Segment operating income of $35.5 million increased 19.9 percent compared with the prior-year quarter primarily due to higher sales and improved gross margin. Segment operating margin improved to 13.0 percent compared with 11.5 percent in the prior-year quarter and 9.0 percent in the 2012 first quarter.
Total corporate expenses were $21.8 million for the second quarter, a decrease of 20.4 percent compared with the prior-year quarter and a decrease of 14.2 percent from the 2012 first quarter. Lower corporate expenses primarily were due to lower incentive compensation accruals and restructuring initiatives announced in the first quarter of 2012.
Defined benefit pension expense for the second quarter was $16.8 million compared with $15.1 million for the prior-year quarter. The 11.3 percent increase primarily was due to year-over-year changes in actuarial assumptions including lower discount rates and a lower expected long-term rate of return on plan assets.
Interest expense was $11.3 million for the second quarter compared with $11.0 million for the prior-year quarter. The annualized weighted average interest rate on pre-petition obligations for the second quarter was 3.5 percent.
Income taxes are recorded at a global effective tax rate of approximately 33.5 percent before considering the effects of certain non-deductible Chapter 11 expenses, changes in uncertain tax positions and other discrete adjustments.
Grace has not had to pay U.S. Federal income taxes in cash in recent years since available tax deductions and credits have fully offset U.S. taxable income.
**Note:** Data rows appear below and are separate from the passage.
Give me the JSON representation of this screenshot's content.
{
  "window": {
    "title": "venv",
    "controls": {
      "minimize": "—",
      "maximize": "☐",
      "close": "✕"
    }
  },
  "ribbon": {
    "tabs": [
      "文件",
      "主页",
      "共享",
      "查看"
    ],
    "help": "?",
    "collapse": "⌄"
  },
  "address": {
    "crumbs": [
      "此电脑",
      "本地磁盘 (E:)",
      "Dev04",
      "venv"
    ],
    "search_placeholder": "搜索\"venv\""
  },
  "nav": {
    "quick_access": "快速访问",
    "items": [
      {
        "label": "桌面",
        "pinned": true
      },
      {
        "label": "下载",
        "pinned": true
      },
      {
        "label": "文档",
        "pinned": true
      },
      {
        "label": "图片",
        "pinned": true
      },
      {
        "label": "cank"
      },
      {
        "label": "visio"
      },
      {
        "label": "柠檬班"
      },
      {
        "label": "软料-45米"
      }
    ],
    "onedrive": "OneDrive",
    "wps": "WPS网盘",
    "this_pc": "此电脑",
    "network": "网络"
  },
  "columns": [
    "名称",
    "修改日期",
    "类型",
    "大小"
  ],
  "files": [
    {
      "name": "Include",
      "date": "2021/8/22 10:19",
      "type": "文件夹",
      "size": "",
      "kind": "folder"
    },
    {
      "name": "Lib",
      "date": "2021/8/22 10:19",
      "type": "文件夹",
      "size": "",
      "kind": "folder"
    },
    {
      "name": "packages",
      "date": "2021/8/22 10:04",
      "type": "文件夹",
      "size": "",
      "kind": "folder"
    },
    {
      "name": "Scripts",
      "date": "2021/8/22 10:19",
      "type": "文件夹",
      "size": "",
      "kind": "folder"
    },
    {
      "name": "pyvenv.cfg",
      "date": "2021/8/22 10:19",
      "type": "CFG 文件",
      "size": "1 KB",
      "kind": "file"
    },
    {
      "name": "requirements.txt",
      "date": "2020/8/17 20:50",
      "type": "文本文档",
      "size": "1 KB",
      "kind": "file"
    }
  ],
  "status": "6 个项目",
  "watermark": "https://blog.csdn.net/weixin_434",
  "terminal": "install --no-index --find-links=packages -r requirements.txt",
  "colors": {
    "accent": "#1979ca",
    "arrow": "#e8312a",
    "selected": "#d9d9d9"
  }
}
Income taxes in foreign jurisdictions are generally paid in cash. Grace expects to generate significant U.S. Federal net operating losses upon emergence from bankruptcy. Income taxes paid in cash, net of refunds, were $30.4 million during the six months ended June 30, 2012, or approximately 15.4 percent of income before income taxes.
Net cash provided by operating activities for the six months ended June 30, 2012, was $115.1 million compared with a use of cash of $72.3 million in the prior-year period. The improved cash flow primarily was due to lower pension contributions and improved working capital performance.